应用于手持设备的H.264硬件解码IP核的研究与实现
详细信息    本馆镜像全文|  推荐本文 |  |   获取CNKI官网全文
摘要
H.264是ITU-T与ISO/IEC联合开发了新的数字视频压缩标准,也是目前最先进的压缩标准。H.264的应用范围非常广泛,可满足于不同网络环境和应用场合,如标清和高清电视服务、手机和数码相机等消费电子、多媒体网络视频会议等。在消费领域中,多媒体业务已广泛运用。对视频序列进行H.264实时软解码,使得CPU频率必须运行在300Mhz~400Mhz,导致功耗增加。随着大规模集成电路设计的发展,由于集成电路芯片具有面积小,性能高,功耗低的特点,因此在消费领域,在芯片平台上实现H.264视频解码具有广阔的应用前景和实际意义。

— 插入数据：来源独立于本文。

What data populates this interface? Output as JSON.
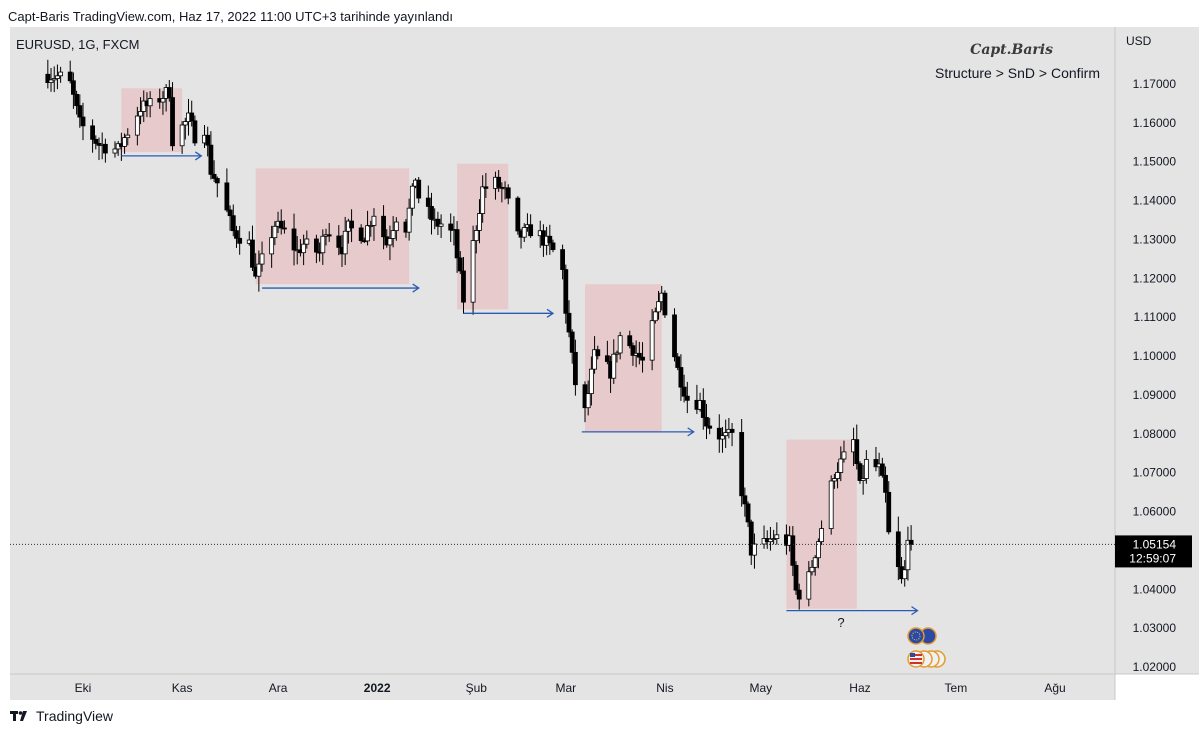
{
  "header": {
    "text": "Capt-Baris TradingView.com, Haz 17, 2022 11:00 UTC+3 tarihinde yayınlandı"
  },
  "chart": {
    "symbol": "EURUSD, 1G, FXCM",
    "watermark": "Capt.Baris",
    "subtitle": "Structure > SnD > Confirm",
    "currency": "USD",
    "question_mark": "?",
    "current_price": "1.05154",
    "countdown": "12:59:07"
  },
  "footer": {
    "brand": "TradingView"
  },
  "colors": {
    "background": "#e4e4e4",
    "zone_fill": "#e8c7c8",
    "arrow": "#2a5bb4",
    "candle_up_body": "#ffffff",
    "candle_down_body": "#000000",
    "price_label_bg": "#000000"
  },
  "icons": [
    "eu-flag-icon",
    "us-flag-icon"
  ],
  "chart_data": {
    "type": "candlestick",
    "title": "EURUSD, 1G, FXCM",
    "ylabel": "USD",
    "ylim": [
      1.0175,
      1.1925
    ],
    "y_ticks": [
      "1.17000",
      "1.16000",
      "1.15000",
      "1.14000",
      "1.13000",
      "1.12000",
      "1.11000",
      "1.10000",
      "1.09000",
      "1.08000",
      "1.07000",
      "1.06000",
      "1.05000",
      "1.04000",
      "1.03000",
      "1.02000"
    ],
    "x_ticks": [
      {
        "label": "Eki",
        "date": "2021-10-01"
      },
      {
        "label": "Kas",
        "date": "2021-11-01"
      },
      {
        "label": "Ara",
        "date": "2021-12-01"
      },
      {
        "label": "2022",
        "date": "2022-01-01",
        "bold": true
      },
      {
        "label": "Şub",
        "date": "2022-02-01"
      },
      {
        "label": "Mar",
        "date": "2022-03-01"
      },
      {
        "label": "Nis",
        "date": "2022-04-01"
      },
      {
        "label": "May",
        "date": "2022-05-01"
      },
      {
        "label": "Haz",
        "date": "2022-06-01"
      },
      {
        "label": "Tem",
        "date": "2022-07-01"
      },
      {
        "label": "Ağu",
        "date": "2022-08-01"
      }
    ],
    "last_price": 1.05154,
    "zones": [
      {
        "start": "2021-10-13",
        "end": "2021-11-01",
        "top": 1.1689,
        "bottom": 1.1525
      },
      {
        "start": "2021-11-24",
        "end": "2022-01-11",
        "top": 1.1483,
        "bottom": 1.1185
      },
      {
        "start": "2022-01-26",
        "end": "2022-02-11",
        "top": 1.1495,
        "bottom": 1.112
      },
      {
        "start": "2022-03-07",
        "end": "2022-03-31",
        "top": 1.1185,
        "bottom": 1.0805
      },
      {
        "start": "2022-05-09",
        "end": "2022-05-31",
        "top": 1.0785,
        "bottom": 1.035
      }
    ],
    "arrows": [
      {
        "start": "2021-10-13",
        "end": "2021-11-07",
        "price": 1.1515
      },
      {
        "start": "2021-11-26",
        "end": "2022-01-14",
        "price": 1.1175
      },
      {
        "start": "2022-01-28",
        "end": "2022-02-25",
        "price": 1.111
      },
      {
        "start": "2022-03-06",
        "end": "2022-04-10",
        "price": 1.0805
      },
      {
        "start": "2022-05-09",
        "end": "2022-06-19",
        "price": 1.0345
      }
    ],
    "anchors": [
      [
        "2021-09-19",
        1.1725
      ],
      [
        "2021-09-24",
        1.1718
      ],
      [
        "2021-09-27",
        1.17
      ],
      [
        "2021-09-30",
        1.1598
      ],
      [
        "2021-10-06",
        1.1545
      ],
      [
        "2021-10-12",
        1.153
      ],
      [
        "2021-10-19",
        1.164
      ],
      [
        "2021-10-22",
        1.1645
      ],
      [
        "2021-10-28",
        1.1682
      ],
      [
        "2021-10-29",
        1.1558
      ],
      [
        "2021-11-03",
        1.161
      ],
      [
        "2021-11-05",
        1.1568
      ],
      [
        "2021-11-08",
        1.1588
      ],
      [
        "2021-11-10",
        1.1478
      ],
      [
        "2021-11-12",
        1.1446
      ],
      [
        "2021-11-17",
        1.132
      ],
      [
        "2021-11-22",
        1.129
      ],
      [
        "2021-11-24",
        1.1198
      ],
      [
        "2021-11-30",
        1.1338
      ],
      [
        "2021-12-03",
        1.1318
      ],
      [
        "2021-12-07",
        1.1268
      ],
      [
        "2021-12-09",
        1.1288
      ],
      [
        "2021-12-14",
        1.1265
      ],
      [
        "2021-12-16",
        1.1331
      ],
      [
        "2021-12-21",
        1.128
      ],
      [
        "2021-12-23",
        1.1329
      ],
      [
        "2021-12-28",
        1.1312
      ],
      [
        "2021-12-31",
        1.137
      ],
      [
        "2022-01-04",
        1.129
      ],
      [
        "2022-01-07",
        1.136
      ],
      [
        "2022-01-10",
        1.1332
      ],
      [
        "2022-01-13",
        1.146
      ],
      [
        "2022-01-14",
        1.141
      ],
      [
        "2022-01-19",
        1.134
      ],
      [
        "2022-01-21",
        1.134
      ],
      [
        "2022-01-25",
        1.131
      ],
      [
        "2022-01-28",
        1.1145
      ],
      [
        "2022-02-03",
        1.143
      ],
      [
        "2022-02-07",
        1.1445
      ],
      [
        "2022-02-10",
        1.142
      ],
      [
        "2022-02-14",
        1.1305
      ],
      [
        "2022-02-18",
        1.1325
      ],
      [
        "2022-02-21",
        1.131
      ],
      [
        "2022-02-25",
        1.127
      ],
      [
        "2022-02-28",
        1.1218
      ],
      [
        "2022-03-01",
        1.112
      ],
      [
        "2022-03-04",
        1.093
      ],
      [
        "2022-03-07",
        1.0855
      ],
      [
        "2022-03-10",
        1.1
      ],
      [
        "2022-03-15",
        1.096
      ],
      [
        "2022-03-18",
        1.105
      ],
      [
        "2022-03-22",
        1.102
      ],
      [
        "2022-03-25",
        1.0985
      ],
      [
        "2022-03-31",
        1.116
      ],
      [
        "2022-04-05",
        1.0965
      ],
      [
        "2022-04-08",
        1.089
      ],
      [
        "2022-04-12",
        1.088
      ],
      [
        "2022-04-14",
        1.083
      ],
      [
        "2022-04-19",
        1.0788
      ],
      [
        "2022-04-22",
        1.0795
      ],
      [
        "2022-04-27",
        1.056
      ],
      [
        "2022-04-28",
        1.05
      ],
      [
        "2022-05-03",
        1.052
      ],
      [
        "2022-05-05",
        1.0535
      ],
      [
        "2022-05-10",
        1.052
      ],
      [
        "2022-05-12",
        1.0395
      ],
      [
        "2022-05-13",
        1.039
      ],
      [
        "2022-05-16",
        1.043
      ],
      [
        "2022-05-20",
        1.056
      ],
      [
        "2022-05-24",
        1.07
      ],
      [
        "2022-05-26",
        1.0725
      ],
      [
        "2022-05-30",
        1.078
      ],
      [
        "2022-06-01",
        1.066
      ],
      [
        "2022-06-03",
        1.0725
      ],
      [
        "2022-06-07",
        1.071
      ],
      [
        "2022-06-09",
        1.064
      ],
      [
        "2022-06-10",
        1.054
      ],
      [
        "2022-06-14",
        1.042
      ],
      [
        "2022-06-15",
        1.0445
      ],
      [
        "2022-06-16",
        1.0545
      ],
      [
        "2022-06-17",
        1.05154
      ]
    ]
  }
}
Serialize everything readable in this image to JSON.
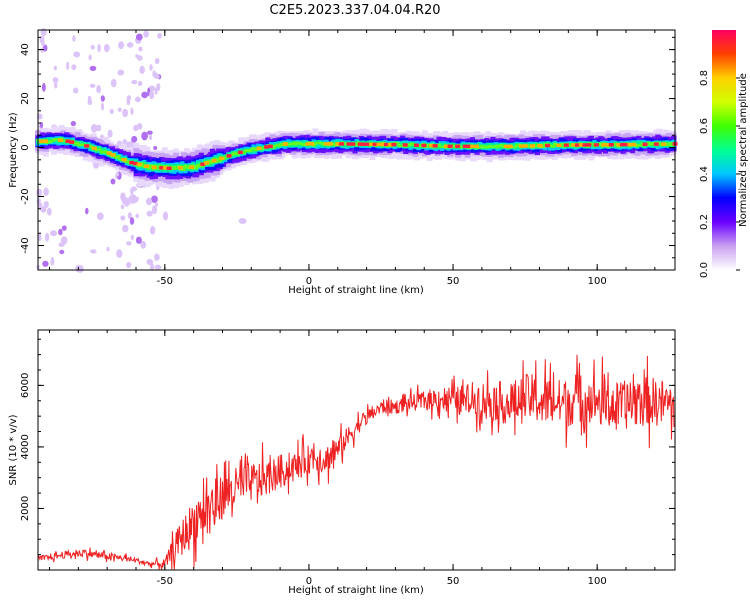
{
  "title": "C2E5.2023.337.04.04.R20",
  "chart_data": [
    {
      "type": "heatmap",
      "name": "spectrogram",
      "xlabel": "Height of straight line (km)",
      "ylabel": "Frequency (Hz)",
      "xlim": [
        -94,
        127
      ],
      "ylim": [
        -50,
        48
      ],
      "xticks": [
        -50,
        0,
        50,
        100
      ],
      "yticks": [
        -40,
        -20,
        0,
        20,
        40
      ],
      "colorbar": {
        "label": "Normalized spectral amplitude",
        "range": [
          0,
          1
        ],
        "ticks": [
          0.0,
          0.2,
          0.4,
          0.6,
          0.8
        ],
        "tick_labels": [
          "0.0",
          "0.2",
          "0.4",
          "0.6",
          "0.8"
        ],
        "colors": [
          "#ffffff",
          "#c9a0f0",
          "#6a00ff",
          "#0000ff",
          "#00c8ff",
          "#00ff90",
          "#40ff00",
          "#d0ff00",
          "#ffd000",
          "#ff4000",
          "#ff0060"
        ]
      },
      "ridge": [
        {
          "x": -94,
          "y": 2.5
        },
        {
          "x": -85,
          "y": 3
        },
        {
          "x": -78,
          "y": 1
        },
        {
          "x": -70,
          "y": -2
        },
        {
          "x": -62,
          "y": -6
        },
        {
          "x": -55,
          "y": -8
        },
        {
          "x": -48,
          "y": -8.5
        },
        {
          "x": -40,
          "y": -8
        },
        {
          "x": -32,
          "y": -5
        },
        {
          "x": -24,
          "y": -2
        },
        {
          "x": -16,
          "y": 0
        },
        {
          "x": -8,
          "y": 1.5
        },
        {
          "x": 0,
          "y": 1.5
        },
        {
          "x": 10,
          "y": 1.5
        },
        {
          "x": 30,
          "y": 1.2
        },
        {
          "x": 50,
          "y": 0.5
        },
        {
          "x": 70,
          "y": 0.5
        },
        {
          "x": 90,
          "y": 1
        },
        {
          "x": 110,
          "y": 1.2
        },
        {
          "x": 127,
          "y": 1.5
        }
      ]
    },
    {
      "type": "line",
      "name": "snr",
      "xlabel": "Height of straight line (km)",
      "ylabel": "SNR (10 * v/v)",
      "xlim": [
        -94,
        127
      ],
      "ylim": [
        0,
        7800
      ],
      "xticks": [
        -50,
        0,
        50,
        100
      ],
      "yticks": [
        2000,
        4000,
        6000
      ],
      "color": "#ee2222",
      "x": [
        -94,
        -85,
        -78,
        -70,
        -62,
        -55,
        -50,
        -46,
        -42,
        -38,
        -34,
        -30,
        -26,
        -22,
        -18,
        -14,
        -10,
        -6,
        -2,
        2,
        6,
        10,
        14,
        18,
        22,
        26,
        30,
        34,
        40,
        46,
        52,
        58,
        64,
        70,
        76,
        82,
        88,
        94,
        100,
        106,
        112,
        118,
        124,
        127
      ],
      "y": [
        350,
        500,
        550,
        450,
        350,
        200,
        200,
        800,
        1300,
        1800,
        2100,
        2400,
        2600,
        2800,
        2900,
        3000,
        3200,
        3300,
        3500,
        3700,
        3600,
        3900,
        4400,
        4800,
        5100,
        5300,
        5300,
        5400,
        5500,
        5600,
        5500,
        5600,
        5500,
        5400,
        5600,
        5500,
        5400,
        5600,
        5500,
        5300,
        5400,
        5500,
        5400,
        5400
      ],
      "noise": [
        120,
        150,
        150,
        150,
        120,
        80,
        200,
        600,
        900,
        1000,
        1000,
        900,
        900,
        800,
        800,
        700,
        700,
        600,
        600,
        600,
        600,
        500,
        400,
        350,
        300,
        300,
        300,
        300,
        400,
        500,
        600,
        700,
        800,
        900,
        1000,
        1000,
        1000,
        1000,
        1000,
        1000,
        1000,
        1000,
        1000,
        1000
      ]
    }
  ]
}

     本课题的目标是设计符合H.264标准,支持图像大小为CIF,baseline(基本档次)/level 3,解码速率为30fps,应用于手持设备的视频硬件解码IP核。本文在概述了H.264解码系统中各个技术环节之后,对H.264硬件解码系统架构做了模块分割,给出了Ping-pong缓存器、码流解析模块中的总控状态机和图像重建信息解析的具体实现细节,并且设计了H.264解码并行计算的时序策略和解码IP核的整体系统硬件架构。由于在解码过程中,图像重建模块包含了大量的计算,对IP核的面积、性能、以及功耗影响最大,因此本文对此模块做了深入研究与精心设计。主要针对反量化反变换计算、帧间预测计算以及帧内预测计算,基于面积成本、性能以及功耗三方面的权衡,提出了三个算法模块的三种硬件实现架构。
     在反量化与反变化硬件模块中,详细分析了DCT反变换矩阵计算,提出了利用存储矩阵,将一维DCT反变换与二维DCT反变换复用计算资源。对于反量化计算,将尺度因子形成的大小为4×4的6个查找表,根据位置的合并,缩小成每个大小为2×2的查找表,降低查找表空间。在性能和功耗的平衡上,提出了利用多个门控时钟形成的计算流水线,在提高计算性能的基础上,降低系统动态功耗的时序结构。
     在帧间预测硬件模块中,由于计算过程比较复杂,本文提出了由内插控制模块选择数据的输出以及亮度6抽头计算结果的锁存,其他计算模块在控制信号的作用下流水计算的架构。这样可降低整体计算复杂度,并且利用亮度6抽头计算参考数据个数与色度内插计算参考数据个数相同的特点,复用数据线,节省系统带宽资源。由于加入了内插控制模块,计算数据流具有了规律,本文又提出在线性计算中插入5×4的存储体矩阵替代标准算法中需要大量数据锁存而引起的片内存储器数量巨增。根据5类内插的不同过程,逐行或逐列地将线性计算中的第一个加法因子存储,在控制信号的作用下,直接与计算得到的第二个加法因子线性计算,得到最后的帧间预测值。
     在帧内预测硬件模块中,分析帧内预测的17种预测模式。其中,非Plane预测模式拥有5种计算形式,为了消除算法中的大量计算冗余,本文将这5种计算形式合并,提出一个可涵盖5种不同形式的计算模式,利于硬件实现的重构。在Plane预测模式计算中,本文给出了基于硬件实现的优化方案。在每个4×4块预测计算之前,计算得到一个基准值,在水平和垂直方向的索引下求和得到4×4块中所有的预测值。这样就避免了原算法中大量的乘法运算,压缩了硬件面积。
     最后,本文给出了基于FPGA平台的视频硬件解码IP核占用逻辑资源大小,并且针对多个300帧4:2:0的标准视频序列进行测试。结果表明,在时钟频率为10Mhz的情况下,对图像大小为CIF的视频,可达到30fps的实时解码。
H.264 is a new generation video encoding standard constituted by ISO/IEC and ITU-T. H.264 is the most advanced video encoding standard currently. H.264 has a wide application and can be satisfied with different network environment. For instance, standard and high definition TV、ceil phone and digital camera、IP visible telephone and so on. At present, the multimedia service has a wide application in consumption field. Video sequcences can be decoded by software in real time when CPU must run at 300Mhz~400Mhz. That will result in the power increase highly. With the fast development of large scale integrated circuit, The integrated circuit chip has less dimension but high stability and low cost. We can conclude that developing H.264 decoder by integrated circuit technology has a significant application prospect in consumption field.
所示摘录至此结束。